Dans ce contexte, les troupes américaines ont tenté en vain de maintenir la cohésion nationale. Mais, chargées d’opérations trop nombreuses sur un champ de bataille trop vaste, elles sont des cibles vulnérables. La conséquence inéluctable de leur retrait progressif est une intensification des attaques, non seulement contre elles, mais aussi contre les leaders civils et les diverses équipes de conseillers : tous seront sans doute pris sous les feux croisés de la guerre civile qui menace. Les forces de sécurité nationales seront incapables de rétablir la situation. Même si tous les militaires et tous les policiers recevaient l’entraînement et l’équipement adéquats – et étaient réellement engagés -, leurs 346 000 membres ne seraient pas suffisants. Dans les faits, les soldats irakiens ne manifestent pas une grande volonté de se battre et la police est contrôlée par les milices. Là encore, la corruption est démoralisante. L’US Tax Dollars profite aux généraux peu scrupuleux, ainsi qu’à divers intérêts qui entreront inévitablement en conflit après notre départ.
Voilà ce qu’est l’opération « Liberté Irak » telle que nous l’avons vécue. Nous avons essayé d’en informer notre commandement. Mais soit celui-ci n’en a rien dit au pouvoir politique, soit nos dirigeants ont choisi de l’ignorer. Alors que la stratégie de nos généraux se fonde sur l’hypothèse du rétablissement de la paix, les Irakiens préparent la guerre civile. Et nos compatriotes sur le terrain, ainsi que leurs familles, continuent de souffrir.

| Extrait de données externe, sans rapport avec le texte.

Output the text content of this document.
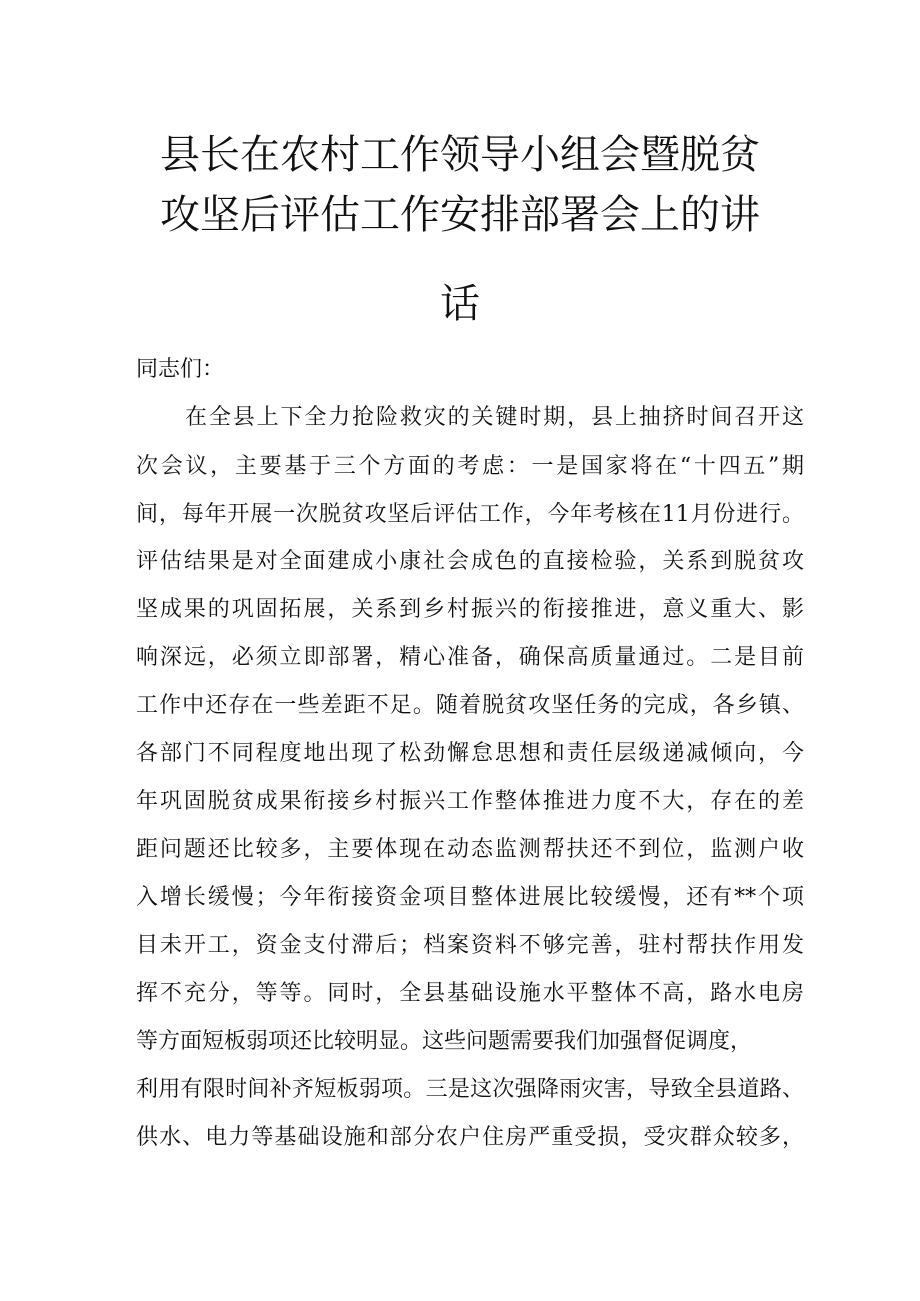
县长在农村工作领导小组会暨脱贫
攻坚后评估工作安排部署会上的讲
话
同志们：
在全县上下全力抢险救灾的关键时期，县上抽挤时间召开这
次会议，主要基于三个方面的考虑：一是国家将在“十四五”期
间，每年开展一次脱贫攻坚后评估工作，今年考核在11月份进行。
评估结果是对全面建成小康社会成色的直接检验，关系到脱贫攻
坚成果的巩固拓展，关系到乡村振兴的衔接推进，意义重大、影
响深远，必须立即部署，精心准备，确保高质量通过。二是目前
工作中还存在一些差距不足。随着脱贫攻坚任务的完成，各乡镇、
各部门不同程度地出现了松劲懈怠思想和责任层级递减倾向，今
年巩固脱贫成果衔接乡村振兴工作整体推进力度不大，存在的差
距问题还比较多，主要体现在动态监测帮扶还不到位，监测户收
入增长缓慢；今年衔接资金项目整体进展比较缓慢，还有**个项
目未开工，资金支付滞后；档案资料不够完善，驻村帮扶作用发
挥不充分，等等。同时，全县基础设施水平整体不高，路水电房
等方面短板弱项还比较明显。这些问题需要我们加强督促调度，
利用有限时间补齐短板弱项。三是这次强降雨灾害，导致全县道路、
供水、电力等基础设施和部分农户住房严重受损，受灾群众较多，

Une seule solution pourrait, peut-être, nous permettre de nous en sortir. Pour mener à bien une opération d’une telle intensité et d’une telle durée, il nous faudrait abandonner le système de recrutement volontaire pour revenir à celui de la conscription. À défaut, nous n’aurons d’autre choix que de quitter l’Irak immédiatement. Un retrait échelonné n’empêchera pas la guerre civile. Il fera couler davantage de sang et entraînera des dépenses supplémentaires – en pure perte.